Megyeri, the son of Skirted Heifer and Bambino’s Urban Pizzeria owners Kevin and Suzette Megyeri, will be helming the new restaurant in Dublin Commons III on the corner of Powers and Dublin Boulevard.
“I found a great opportunity to start my own restaurant, with the backing of my parents and their blessing, and it just so happened to work out really well in an area that we think we can be really good in,” Megyeri said.
“We probably looked at 11 different areas to choose from, and way out east on Powers, it is just so crazy busy,” he said. “We just found the perfect spot.”
Although the Powers-Dublin location was more expensive than some he looked at, Megyeri thought it had all the components for success — high traffic and visibility, good retail analytics and lots of residents nearby.
“It really feels like, instead of people just wanting another Skirted Heifer, it’s like it’s a need at this time,” he said. “Everyone’s been calling the downtown location just telling us how excited they are that we’re opening up there.”
Megyeri is not too concerned about competing with several national chain restaurants nearby, including a Burger King across the street.
“We feel good about it,” he said. “Colorado has so many chains, but one thing that is super cool about it is that we have this new chance to show what a local family can do for this city. So many people are excited that we are going out there to compete against national chains. There’s absolutely no doubt in my mind that we have something to offer.”
Megyeri said he plans to offer the same cheese-draped, grass-fed and -finished burgers downtown patrons have enjoyed. The main differences will be that the Powers restaurant will feature locally crafted Colorado beers and a slightly different selection of desserts. Instead of the frozen custard served downtown, the Powers locale will offer homemade cookie ice cream sandwiches.
“We just wanted to try something new, and I think this is a little bit of a way to make the north end experience a little bit more unique while keeping everything of our flagship staple,” he said.

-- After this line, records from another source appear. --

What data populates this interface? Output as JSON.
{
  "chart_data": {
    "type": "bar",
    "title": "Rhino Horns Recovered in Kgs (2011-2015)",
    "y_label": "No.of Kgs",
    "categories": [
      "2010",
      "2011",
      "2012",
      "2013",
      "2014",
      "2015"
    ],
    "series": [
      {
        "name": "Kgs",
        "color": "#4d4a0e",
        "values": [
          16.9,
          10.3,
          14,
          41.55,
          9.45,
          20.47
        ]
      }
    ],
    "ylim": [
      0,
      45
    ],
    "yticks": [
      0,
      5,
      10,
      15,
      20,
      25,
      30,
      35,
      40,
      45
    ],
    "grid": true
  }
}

Megyeri plans a grand opening Feb. 11, and the new restaurant likely will get a boost from TV exposure. The Skirted Heifer was featured on an episode of the Food Network’s “Diners, Drive-Ins and Dives” in 2016, and Megyeri and his mother were contestants on “Guy’s Grocery Games.” The episode will air Jan. 23.
DECLINING BIG BOXES
The long-vacant Kmart has been plagued with vandalism and poor upkeep, but it still is being pursued by several possible tenants, said John Egan, principal broker with NAI Highland, owners of the Powers Centre at Powers and Palmer Park.

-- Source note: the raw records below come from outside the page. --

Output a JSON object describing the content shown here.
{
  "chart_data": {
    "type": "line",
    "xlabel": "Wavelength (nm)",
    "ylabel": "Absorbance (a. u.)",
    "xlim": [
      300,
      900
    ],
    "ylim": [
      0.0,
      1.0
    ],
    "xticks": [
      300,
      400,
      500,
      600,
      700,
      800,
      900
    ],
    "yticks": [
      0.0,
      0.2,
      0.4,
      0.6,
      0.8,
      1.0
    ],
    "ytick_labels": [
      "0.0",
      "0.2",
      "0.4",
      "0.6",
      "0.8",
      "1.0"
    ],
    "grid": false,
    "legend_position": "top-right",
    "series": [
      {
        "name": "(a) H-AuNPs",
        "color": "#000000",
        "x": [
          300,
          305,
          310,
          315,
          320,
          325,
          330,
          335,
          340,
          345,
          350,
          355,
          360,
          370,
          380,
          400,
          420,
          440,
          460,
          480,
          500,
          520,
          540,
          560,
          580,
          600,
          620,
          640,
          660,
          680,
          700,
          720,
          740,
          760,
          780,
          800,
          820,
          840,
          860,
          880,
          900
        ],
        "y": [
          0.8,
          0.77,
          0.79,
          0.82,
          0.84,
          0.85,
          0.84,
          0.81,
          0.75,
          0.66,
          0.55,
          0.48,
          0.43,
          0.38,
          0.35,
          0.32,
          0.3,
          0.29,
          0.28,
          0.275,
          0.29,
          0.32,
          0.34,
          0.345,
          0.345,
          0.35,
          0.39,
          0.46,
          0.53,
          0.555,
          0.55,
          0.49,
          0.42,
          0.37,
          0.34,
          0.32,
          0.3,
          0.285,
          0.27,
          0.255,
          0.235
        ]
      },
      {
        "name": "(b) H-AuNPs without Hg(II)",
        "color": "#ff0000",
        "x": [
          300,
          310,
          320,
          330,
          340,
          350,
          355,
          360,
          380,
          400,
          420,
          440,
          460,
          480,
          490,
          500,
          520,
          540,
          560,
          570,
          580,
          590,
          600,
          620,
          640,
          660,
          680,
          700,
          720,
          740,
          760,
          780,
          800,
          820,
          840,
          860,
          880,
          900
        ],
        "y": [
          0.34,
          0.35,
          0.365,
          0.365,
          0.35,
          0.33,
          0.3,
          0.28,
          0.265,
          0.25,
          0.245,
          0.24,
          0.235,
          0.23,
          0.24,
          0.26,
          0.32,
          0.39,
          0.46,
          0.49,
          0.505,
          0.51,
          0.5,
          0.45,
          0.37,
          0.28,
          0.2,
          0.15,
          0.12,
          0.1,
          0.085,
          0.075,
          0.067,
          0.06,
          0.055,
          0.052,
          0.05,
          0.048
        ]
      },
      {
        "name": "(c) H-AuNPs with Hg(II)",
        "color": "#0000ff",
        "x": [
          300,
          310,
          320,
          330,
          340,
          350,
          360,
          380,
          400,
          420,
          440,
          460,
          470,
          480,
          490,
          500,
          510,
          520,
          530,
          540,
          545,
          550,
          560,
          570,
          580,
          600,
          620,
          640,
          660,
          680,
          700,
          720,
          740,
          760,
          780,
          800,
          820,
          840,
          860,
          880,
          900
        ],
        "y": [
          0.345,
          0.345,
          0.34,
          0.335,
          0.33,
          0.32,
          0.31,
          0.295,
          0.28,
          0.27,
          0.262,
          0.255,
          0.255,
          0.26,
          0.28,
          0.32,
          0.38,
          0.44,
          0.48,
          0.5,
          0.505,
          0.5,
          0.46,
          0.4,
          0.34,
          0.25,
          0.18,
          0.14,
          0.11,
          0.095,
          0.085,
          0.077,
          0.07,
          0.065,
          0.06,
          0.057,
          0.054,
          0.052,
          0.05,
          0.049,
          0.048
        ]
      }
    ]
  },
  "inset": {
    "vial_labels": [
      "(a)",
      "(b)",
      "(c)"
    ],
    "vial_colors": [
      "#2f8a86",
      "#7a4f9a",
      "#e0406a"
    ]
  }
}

“It’s a matter of the right fit for the building,” Egan said. “Once it’s the right fit, I’m sure they’ll pursue it. The right fit means economically the right use.”
Egan thinks the Kmart building still has potential as a retail space because of its prime location on the Powers corridor. But it might not house just one business.
“What you’re seeing nationally are the larger boxes becoming less practical,” Egan said. “Not many people are looking for that size in this market, or any market. We’re coming into more of a convenience size, which means they take that 70,000-square-foot building and divide it.”
The rest of the Powers Centre is full, Egan said.
“We’re a lower-cost center on the corridor,” he said. “The rates are what make it attractive. Once that Kmart building is figured out, those rates could change.”
Egan’s firm also owns and built several other centers on parcels along the Powers corridor and is currently working on a new phase of The Plaza at Barnes West, but it also is seeing retail and service development spilling over onto adjacent and intersecting streets. These are smaller centers embedded in local neighborhoods.
“We just finished one at Dublin and Marksheffel [Road],” Egan said. “We’re in the very early stages of one on the northwest corner of Woodmen [Road] and Marksheffel.
“Marksheffel is taking off and becoming a very attractive corridor due to Powers,” he said. “If we had more available space, we could fill it.”